Risk Treatment Options and Resourcing Needs
A risk value depicts the risk level which is the size of the risk in comparison to the company’s risk mindset, appetite and risk impact severity categorization should the risk occur. Managing known risks takes many iterative stages but the most complex stage is risk assessment which requires the values for the key risk decision elements to be computed and the implications of the results well interpreted and communicated to the relevant stakeholders or risk information users. Most beginners in the GRC space find this risk assessment stage challenging because of the rigor and complexity involved in estimating the likelihood of the risk occurring, the severity of impact should the risk occur and the effectiveness of the established controls in mitigating the risk probability and impact severity.
The business leaders rely on the accurate values of the key risk decision elements to pass objective judgements and decisions on the best choice of actions and resourcing needs to navigating risks in achieving the company’s strategic pillars.
The information about the risk events, computed risk levels (sizes) and implications on the organizations help the business leaders to make great decisions and choices of actions on the following areas:
• Risk treatment options – which risks to accept, tolerate, share or control.
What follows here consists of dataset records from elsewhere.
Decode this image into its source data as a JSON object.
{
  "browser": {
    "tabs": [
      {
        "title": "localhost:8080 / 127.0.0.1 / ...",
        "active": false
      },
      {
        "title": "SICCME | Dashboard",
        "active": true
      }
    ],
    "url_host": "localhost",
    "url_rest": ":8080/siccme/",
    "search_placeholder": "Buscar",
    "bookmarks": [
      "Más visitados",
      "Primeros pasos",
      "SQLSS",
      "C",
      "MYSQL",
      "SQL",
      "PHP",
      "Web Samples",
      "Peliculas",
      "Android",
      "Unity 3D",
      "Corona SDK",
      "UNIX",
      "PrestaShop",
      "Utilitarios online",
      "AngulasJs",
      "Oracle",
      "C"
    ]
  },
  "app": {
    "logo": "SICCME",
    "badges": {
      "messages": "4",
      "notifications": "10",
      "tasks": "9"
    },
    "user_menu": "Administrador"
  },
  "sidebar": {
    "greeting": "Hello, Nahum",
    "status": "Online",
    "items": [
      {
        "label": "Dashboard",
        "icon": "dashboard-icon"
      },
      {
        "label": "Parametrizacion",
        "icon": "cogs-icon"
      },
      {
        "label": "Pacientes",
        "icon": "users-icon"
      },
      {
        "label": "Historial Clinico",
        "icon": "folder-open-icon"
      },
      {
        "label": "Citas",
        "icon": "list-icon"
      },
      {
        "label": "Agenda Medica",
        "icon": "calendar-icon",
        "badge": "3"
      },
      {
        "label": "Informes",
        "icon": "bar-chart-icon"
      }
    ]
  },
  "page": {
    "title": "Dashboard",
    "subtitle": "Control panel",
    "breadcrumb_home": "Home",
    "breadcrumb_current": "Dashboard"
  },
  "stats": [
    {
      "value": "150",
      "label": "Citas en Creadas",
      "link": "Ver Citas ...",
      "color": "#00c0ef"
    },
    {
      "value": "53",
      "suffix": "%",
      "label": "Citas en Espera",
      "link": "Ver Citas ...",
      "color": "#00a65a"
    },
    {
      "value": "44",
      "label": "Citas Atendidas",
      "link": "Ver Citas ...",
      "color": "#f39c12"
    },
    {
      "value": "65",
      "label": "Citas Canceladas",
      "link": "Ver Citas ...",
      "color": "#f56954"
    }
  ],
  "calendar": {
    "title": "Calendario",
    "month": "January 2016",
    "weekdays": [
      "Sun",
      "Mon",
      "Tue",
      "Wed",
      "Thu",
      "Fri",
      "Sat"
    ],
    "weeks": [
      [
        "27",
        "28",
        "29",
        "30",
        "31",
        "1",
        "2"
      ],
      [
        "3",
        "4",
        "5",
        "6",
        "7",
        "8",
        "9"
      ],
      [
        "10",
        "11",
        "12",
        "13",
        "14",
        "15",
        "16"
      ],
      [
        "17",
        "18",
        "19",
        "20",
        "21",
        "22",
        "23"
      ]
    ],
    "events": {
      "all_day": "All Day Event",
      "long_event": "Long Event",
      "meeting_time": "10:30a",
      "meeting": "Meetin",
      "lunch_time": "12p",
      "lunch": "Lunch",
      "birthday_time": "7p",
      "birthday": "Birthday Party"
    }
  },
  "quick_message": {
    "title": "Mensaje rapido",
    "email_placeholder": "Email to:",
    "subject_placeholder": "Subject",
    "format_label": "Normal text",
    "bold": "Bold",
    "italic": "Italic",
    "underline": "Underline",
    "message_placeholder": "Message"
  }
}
Risks are controlled to reduce the probability of the risk occurring and severity of impact. Risks are accepted or tolerated when the company leaders are not worried about the current size of the risk or the harm the risk event may cause but will only worry if the risk size or harm gets bigger. The inherent risk size and tolerance limit help to determines the choice of the best risk treatment options.
• Level of efforts – man hours, competencies and staffing capacities that will be required to implement the preferred risk treatment option.
• Resourcing levels – what funding levels and sources, tools, methodologies and digital technologies that are needed to implement the preferred risk treatment option.
• Scope of transformational operational changes and focus areas – business areas that require improvement changes, replacement or introduction of new ones. Leveraging the Mckinsey 7S factors that help organizations to navigate risk exposures are, the business operational areas that may need procreational changes include the following seven (7) business areas:
• Strategy – Corporate level and departmental level strategies including products and services
• Structure – Hierarchical reporting lines, delegation of authorities and competency frameworks.
• Systems – organizational processes, policies and procedures both at entity, departmental and business unit levels .
• Skills – Corporate level and staff competencies required
• Staffing – Staffing capacity levels and mix.
• Style – Robust engagement and communication with the stakeholders
•Shared Value – Core Values that drive corporate culture and that the two are tightly integrated, felt and seen to be walking the talk.
The effectiveness and efficiency of the reviews of the above 7S and timely implementation of the recommendations will ensure that the identified known risk are well managed and the company continues to progress.